Im Großen Katechismus ersetzt Luther die anfängliche Frage, wie man das Gebot verstehen solle, durch eine andere: „Was heißt einen Gott haben oder was ist Gott?“ Die Antwort darauf hat nichts mit so etwas wie einem Gebot oder seinem Befolgen zu tun: „Gott“ heißt das, von dem man das schlechthin Gute erwartet, auf das man sein tiefstes Vertrauen setzt, zu dem man seine letzte Zuflucht nimmt. „Also dass ein Gott haben nichts andere ist, denn ihm von Herzen trauen und gläuben, wie ich oft gesagt habe, dass alleine das Trauen und Gläuben des Herzens machet beide, Gott und Abegott. Ist der Glaube und Vertrauen recht, so ist auch Dein Gott recht, und wiederümb, wo das Vertrauen falsch und unrecht ist, da ist auch der rechte Gott nicht. Denn die zwei gehören zuhaufe, Glaube und Gott. Worauf Du nu (sage ich) Dein Herz hängest und verlässest, das ist eigentlich Dein Gott“ (BSLK 560, 13ff).
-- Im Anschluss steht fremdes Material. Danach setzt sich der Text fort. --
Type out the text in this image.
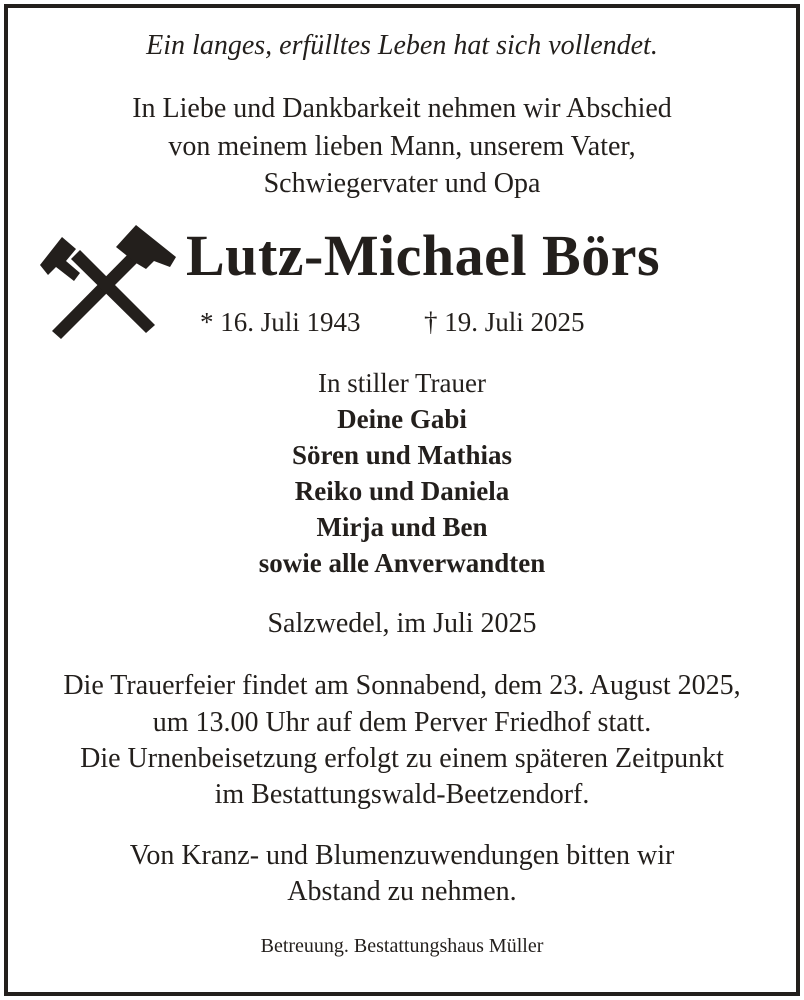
Ein langes, erfülltes Leben hat sich vollendet.

In Liebe und Dankbarkeit nehmen wir Abschied

von meinem lieben Mann, unserem Vater,

Schwiegervater und Opa

Lutz-Michael Börs

* 16. Juli 1943 † 19. Juli 2025

In stiller Trauer

Deine Gabi

Sören und Mathias

Reiko und Daniela

Mirja und Ben

sowie alle Anverwandten

Salzwedel, im Juli 2025

Die Trauerfeier findet am Sonnabend, dem 23. August 2025,

um 13.00 Uhr auf dem Perver Friedhof statt.

Die Urnenbeisetzung erfolgt zu einem späteren Zeitpunkt

im Bestattungswald-Beetzendorf.

Von Kranz- und Blumenzuwendungen bitten wir

Abstand zu nehmen.

Betreuung. Bestattungshaus Müller
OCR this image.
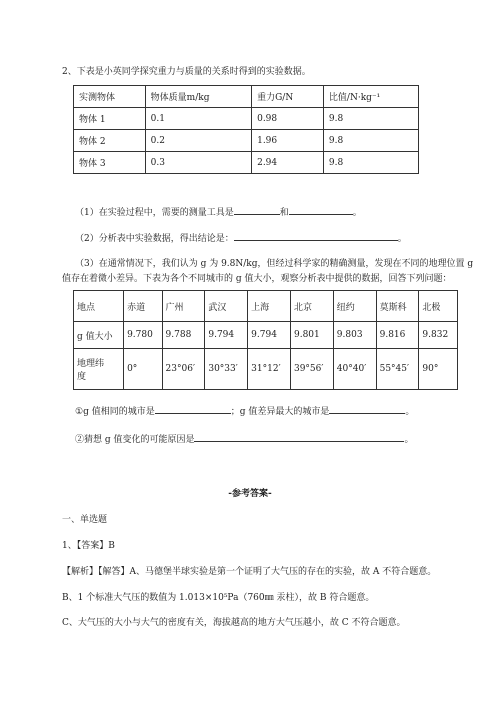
2、下表是小英同学探究重力与质量的关系时得到的实验数据。
实测物体	物体质量m/kg	重力G/N	比值/N·kg⁻¹
物体 1	0.1	0.98	9.8
物体 2	0.2	1.96	9.8
物体 3	0.3	2.94	9.8
（1）在实验过程中，需要的测量工具是	和	。
（2）分析表中实验数据，得出结论是：	。
（3）在通常情况下，我们认为 g 为 9.8N/kg，但经过科学家的精确测量，发现在不同的地理位置 g
值存在着微小差异。下表为各个不同城市的 g 值大小，观察分析表中提供的数据，回答下列问题：
地点	赤道	广州	武汉	上海	北京	纽约	莫斯科	北极
g 值大小	9.780	9.788	9.794	9.794	9.801	9.803	9.816	9.832
地理纬
度	0°	23°06′	30°33′	31°12′	39°56′	40°40′	55°45′	90°
①g 值相同的城市是	；g 值差异最大的城市是	。
②猜想 g 值变化的可能原因是	。
-参考答案-
一、单选题
1、【答案】B
【解析】【解答】A、马德堡半球实验是第一个证明了大气压的存在的实验，故 A 不符合题意。
B、1 个标准大气压的数值为 1.013×10⁵Pa（760㎜ 汞柱），故 B 符合题意。
C、大气压的大小与大气的密度有关，海拔越高的地方大气压越小，故 C 不符合题意。
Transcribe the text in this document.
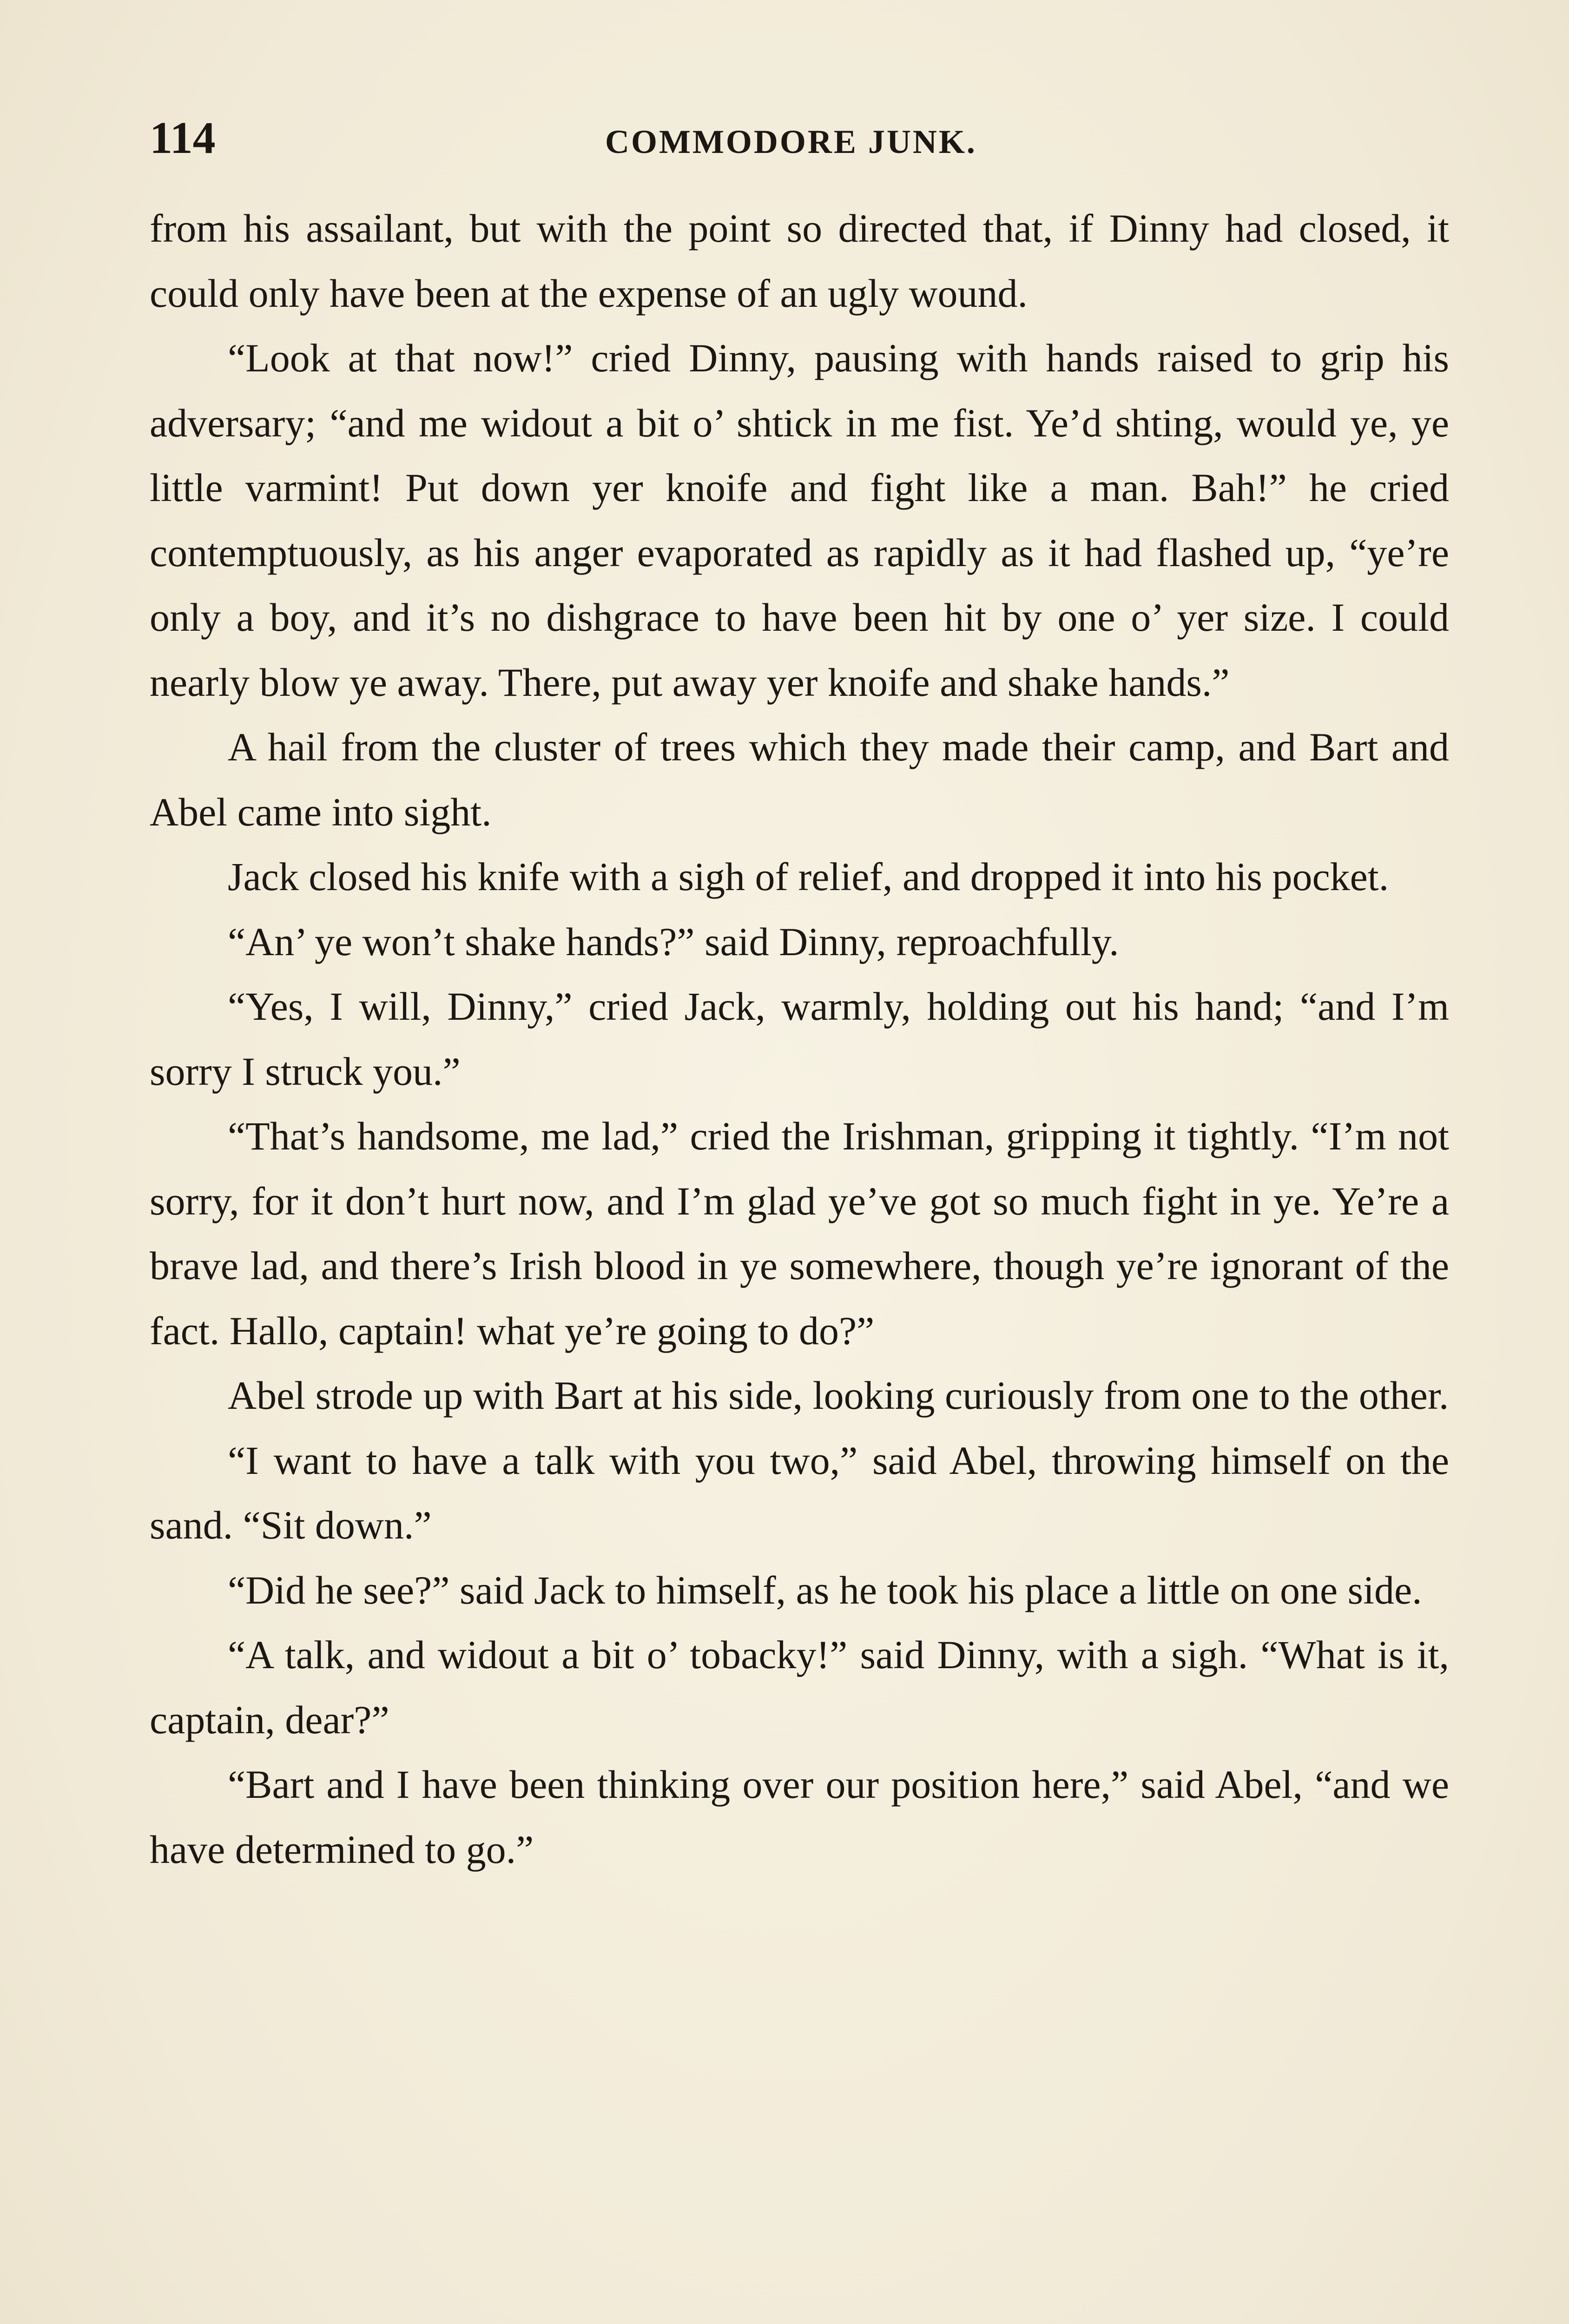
114	COMMODORE JUNK.

from his assailant, but with the point so directed that, if Dinny had closed, it could only have been at the expense of an ugly wound.

“Look at that now!” cried Dinny, pausing with hands raised to grip his adversary; “and me widout a bit o’ shtick in me fist. Ye’d shting, would ye, ye little varmint! Put down yer knoife and fight like a man. Bah!” he cried contemptuously, as his anger evaporated as rapidly as it had flashed up, “ye’re only a boy, and it’s no dishgrace to have been hit by one o’ yer size. I could nearly blow ye away. There, put away yer knoife and shake hands.”

A hail from the cluster of trees which they made their camp, and Bart and Abel came into sight.

Jack closed his knife with a sigh of relief, and dropped it into his pocket.

“An’ ye won’t shake hands?” said Dinny, reproachfully.

“Yes, I will, Dinny,” cried Jack, warmly, holding out his hand; “and I’m sorry I struck you.”

“That’s handsome, me lad,” cried the Irishman, gripping it tightly. “I’m not sorry, for it don’t hurt now, and I’m glad ye’ve got so much fight in ye. Ye’re a brave lad, and there’s Irish blood in ye somewhere, though ye’re ignorant of the fact. Hallo, captain! what ye’re going to do?”

Abel strode up with Bart at his side, looking curiously from one to the other.

“I want to have a talk with you two,” said Abel, throwing himself on the sand. “Sit down.”

“Did he see?” said Jack to himself, as he took his place a little on one side.

“A talk, and widout a bit o’ tobacky!” said Dinny, with a sigh. “What is it, captain, dear?”

“Bart and I have been thinking over our position here,” said Abel, “and we have determined to go.”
Diese Sätze werden oft zitiert, um zu belegen, dass der christliche Glaube nicht ein angelerntes oder abgenötigtes Fürwahrhalten meine, sondern ein Gottesvertrauen, in dem das ganze Leben eingeschlossen ist und das die ganze Person prägt und trägt: fiducia. Dieser Hinweis ist richtig, genügt aber nicht zur Erklärung des ersten Gebots. Denn wenn das Herz beide, Gott und Abgott, „macht“, so nicht deshalb, weil es beide hervorbringen könnte, sondern weil es das Prädikat „Gott“ einem Gegenstand zuspricht, der Gott ist oder eben nicht ist. Irrtümlicherweise würde das Gottsein etwa dem Mammon zugeschrieben, oder der politischen Macht, der Gelehrsamkeit; immer dort, wo das Herz eines Menschen „Hülfe, Trost und Seligkeit suchet in eigenen Werken ... als wolle es nichts von ihm (dem wahren Gott) geschenkt nehmen ...“ (565,2ff). Im ersten Gebot geht es also um den wahren Gottesdienst in seinem Gegensatz zum Götzendienst. Der Katechismus erklärt, wie man dazu kommt: Das Erste Gebot des wahren Gottesdienstes wird einzig und allein durch das Vertrauen und Glauben des Herzens erfüllt. Denn nur dieses Glauben lässt den wahren Gott seinen Gott sein, weil sein „Erfüllen“, sein Tun in einem Lassen besteht: „... lasse mich alleine Deinen Gott sein“. Alles kommt daher darauf an, dass es ein vorgängiges Tun Gottes gibt, das unser Zulassen, Loslassen und Seinlassen möglich macht („zulässt“). Die Plausibilität des ersten Gebots begründet sich in diesem Anfangen Gottes, einem Zuspruch seiner selbst: „ICH, ich will Dir gnug gegen und aus aller Not helfen...“ (560,35ff).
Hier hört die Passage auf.